Sprakeloos
“Hoe was de speech?” Ik kijk op vanachter het beeldscherm, blijf vlijtig de spoedmail doortikken waarmee ik bezig ben en kijk naar de collega schuin tegenover mij. Ze lijkt haar vraag toch echt aan mij te richten en ik kijk haar met gefronste wenkbrauwen aan. “Ja de speech van gisteren”, herhaalt ze. Een beetje overrompeld besef ik, dat haar vraag verband houdt met de vorige dag, waarop ik mijn 25-jarig jubileum heb gevierd, maar de woorden die ik vind om haar mee te antwoorden, bevriezen in mijn mond. “Moet je nog bijkomen van het feest?”, vervolgt mijn collega lachend, terwijl haar eerste vraag nog niet beantwoord is.
In gedachten dwaal ik af naar de beelden van de dag van gisteren en zie ik mezelf gevaarlijk met mijn dienbladen heen en weer zwalkend op mijn hakken van de parkeerplaats oversteken richting het gemeentehuis, onderwijl mezelf toesprekend dat ik no matter what altijd die verrekte hakken aanmoet. Ik heb de dag daarvoor in de keuken gestaan om de traktatie voor de gehele afdeling te bakken. Vier soorten baksels en een zere onderrug later, maak ik tevreden het ontplofte aanrecht en de eettafel schoon. Wanneer ik op de feestdag de lift in stap, hoop ik in eerste instantie dat ik met de zware dienbladen de tafel haal die op de kamer staat waar ik als solist mijn “vaste flexplek” heb. Het lukt me zonder amok te maken. En met een vrolijk goedemorgen roepend naar de collega’s van het “andere team” waar ik officieel niet bij hoor en die allen in opperste concentratie hun werk doen en mij niet horen, nestel ik mij op mijn plekje. Ik kijk uit naar mijn bezoekje aan de burgemeester die mij heeft uitgenodigd om een kopje koffie te komen drinken op zijn kamer.
Als het 09.00 uur is, haast ik mij de lange gang door naar het “torenkamertje” aan het begin van het oude deel van het gemeentehuis, met in mijn hand een goudglanzend kartonnen bordje met de zelfgebakken cupcakes, gebakjes en koekjes. De burgemeester kent mij alleen van mijn huidige functie en weet niet, dat ik heel wat creativiteit heb versleten in de 11 jaren dat ik de onderwerpen in de organisatie met een vrolijke noot en nog netjes bij het randje vandaan, maandelijks hekelde in mijn column in het personeelsblad. Dat waren eveneens goudglanzende jaren, die ik samen met de toenmalige redactieleden vaak dubbel liggend van het lachen in een achterkamertje doorbracht. Als we het té bont maakten, klopten de financiële collega’s hard op de dunne wand tussen de kamers om ons te vermanen. Het personeelsblad zorgde er op de een of andere manier voor, dat we onze cultuur creëerden en borgden in de organisatie en dat de betrokkenheid bij elkaars wel en wee werd behouden. Het was een tijd waarin nauwelijks verloop was in personeel en het woord inhuurkracht misschien niet eens bestond.

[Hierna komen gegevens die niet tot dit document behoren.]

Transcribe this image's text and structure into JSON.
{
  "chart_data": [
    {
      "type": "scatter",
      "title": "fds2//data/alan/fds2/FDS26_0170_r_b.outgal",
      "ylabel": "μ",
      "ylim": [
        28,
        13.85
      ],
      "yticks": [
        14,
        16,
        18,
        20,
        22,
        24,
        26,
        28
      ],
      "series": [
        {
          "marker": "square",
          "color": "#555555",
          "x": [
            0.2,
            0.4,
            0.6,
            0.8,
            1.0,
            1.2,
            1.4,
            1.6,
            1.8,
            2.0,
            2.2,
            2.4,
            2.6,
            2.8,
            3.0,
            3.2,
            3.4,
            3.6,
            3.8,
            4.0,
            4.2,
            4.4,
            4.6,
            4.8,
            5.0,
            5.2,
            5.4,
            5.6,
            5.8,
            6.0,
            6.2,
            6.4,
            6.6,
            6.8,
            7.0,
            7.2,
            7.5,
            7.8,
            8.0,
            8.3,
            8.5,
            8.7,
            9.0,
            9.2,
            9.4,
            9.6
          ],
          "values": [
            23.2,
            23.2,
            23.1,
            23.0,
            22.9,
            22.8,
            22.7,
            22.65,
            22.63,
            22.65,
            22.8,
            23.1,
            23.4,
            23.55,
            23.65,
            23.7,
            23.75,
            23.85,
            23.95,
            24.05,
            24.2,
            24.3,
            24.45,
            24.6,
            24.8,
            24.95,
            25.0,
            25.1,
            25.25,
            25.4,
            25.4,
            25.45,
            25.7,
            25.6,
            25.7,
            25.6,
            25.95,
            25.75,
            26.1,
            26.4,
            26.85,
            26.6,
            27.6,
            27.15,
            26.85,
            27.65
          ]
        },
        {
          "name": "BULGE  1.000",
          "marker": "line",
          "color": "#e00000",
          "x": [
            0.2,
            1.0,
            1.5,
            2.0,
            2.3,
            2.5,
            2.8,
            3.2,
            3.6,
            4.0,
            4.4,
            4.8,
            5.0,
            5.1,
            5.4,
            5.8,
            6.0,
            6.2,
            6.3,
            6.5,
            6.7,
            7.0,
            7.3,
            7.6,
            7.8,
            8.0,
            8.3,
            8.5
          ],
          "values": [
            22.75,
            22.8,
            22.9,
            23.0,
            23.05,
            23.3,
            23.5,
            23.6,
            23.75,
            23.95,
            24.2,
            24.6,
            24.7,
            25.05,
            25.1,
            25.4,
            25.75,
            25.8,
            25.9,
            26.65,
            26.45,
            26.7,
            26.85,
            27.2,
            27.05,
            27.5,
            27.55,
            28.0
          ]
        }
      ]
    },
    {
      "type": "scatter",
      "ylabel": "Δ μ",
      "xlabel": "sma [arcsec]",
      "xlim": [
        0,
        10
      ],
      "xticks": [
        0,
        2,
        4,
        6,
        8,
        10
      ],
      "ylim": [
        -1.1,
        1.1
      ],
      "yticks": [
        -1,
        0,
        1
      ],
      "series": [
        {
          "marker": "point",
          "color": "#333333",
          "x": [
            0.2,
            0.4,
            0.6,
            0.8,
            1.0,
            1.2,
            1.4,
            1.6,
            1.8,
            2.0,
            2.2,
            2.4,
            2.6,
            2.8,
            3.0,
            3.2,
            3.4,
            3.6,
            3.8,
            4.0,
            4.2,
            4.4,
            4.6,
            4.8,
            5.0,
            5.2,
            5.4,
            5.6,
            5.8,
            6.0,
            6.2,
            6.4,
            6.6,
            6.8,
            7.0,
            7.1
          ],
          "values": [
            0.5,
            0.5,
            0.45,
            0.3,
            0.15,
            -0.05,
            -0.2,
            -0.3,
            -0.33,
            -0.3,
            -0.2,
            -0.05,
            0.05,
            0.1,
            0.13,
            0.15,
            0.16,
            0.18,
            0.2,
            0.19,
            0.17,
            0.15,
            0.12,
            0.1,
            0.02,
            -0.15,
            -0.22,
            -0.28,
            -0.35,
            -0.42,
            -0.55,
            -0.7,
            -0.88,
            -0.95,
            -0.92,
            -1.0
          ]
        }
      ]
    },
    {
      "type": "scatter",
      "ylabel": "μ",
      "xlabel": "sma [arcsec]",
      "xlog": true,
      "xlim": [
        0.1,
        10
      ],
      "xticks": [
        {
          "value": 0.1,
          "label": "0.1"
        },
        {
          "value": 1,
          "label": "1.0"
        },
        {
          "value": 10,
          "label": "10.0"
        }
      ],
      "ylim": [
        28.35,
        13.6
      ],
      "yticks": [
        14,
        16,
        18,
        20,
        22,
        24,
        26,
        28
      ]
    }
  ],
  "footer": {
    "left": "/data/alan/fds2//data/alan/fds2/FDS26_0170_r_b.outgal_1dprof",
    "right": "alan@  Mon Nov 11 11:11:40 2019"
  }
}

De oprechte interesse, die de burgervader in mij toont, doet mij goed. We praten over hoe ik begon bij de gemeente en hoe mijn carrière is verlopen tot aan nu en de ambities die ik heb. Voor ik het weet is de tijd verstreken en bedank ik hem voor zijn waardering en mooie en persoonlijke woorden die mij soms diep hebben geraakt.
Als ik weer terug ben op mijn plek stromen de door mij uitgenodigde collega’s van de afdeling net na 10:00 uur binnen. De een spreekt enthousiaste bewondering uit voor zoveel jaar trouwe dienst en wil een uitleg over hoe je zoiets volhoudt, de ander krijgt een lachstuip om het feit dat het mogelijk is dat je ergens 25 jaar kan blijven werken; weer een collega is zelf ook opgegroeid binnen de muren van het gemeentehuis en staat samen met mij stil bij vervlogen tijden, sommigen pakken snel een traktatie en gaan gauw verder met waar ze mee bezig waren en een enkeling vraagt of ik jarig ben. Ik moet een beetje grinniken om mezelf, dat ik nog stam uit een tijd, dat de bijzondere personele gebeurtenissen hoog in het vaandel stonden en nog niet zo lang geleden jubilarissen met cadeaus, kaarten en volgeplakte knutselboekwerken werden overladen, die collega’s heimelijk hadden voorbereid als verrassing en als dank voor alle inzet en collegialiteit. Gecombineerd met een receptie waar de jubilaris te midden van gezinsleden werd toegezongen met aangepaste songteksten, komische sketches werden opgevoerd en de kaas en nootjes niet waren aan te slepen. Die tijden lijken voorgoed voorbij. Of toch niet en ligt dit misschien aan de cultuur van de organisatie?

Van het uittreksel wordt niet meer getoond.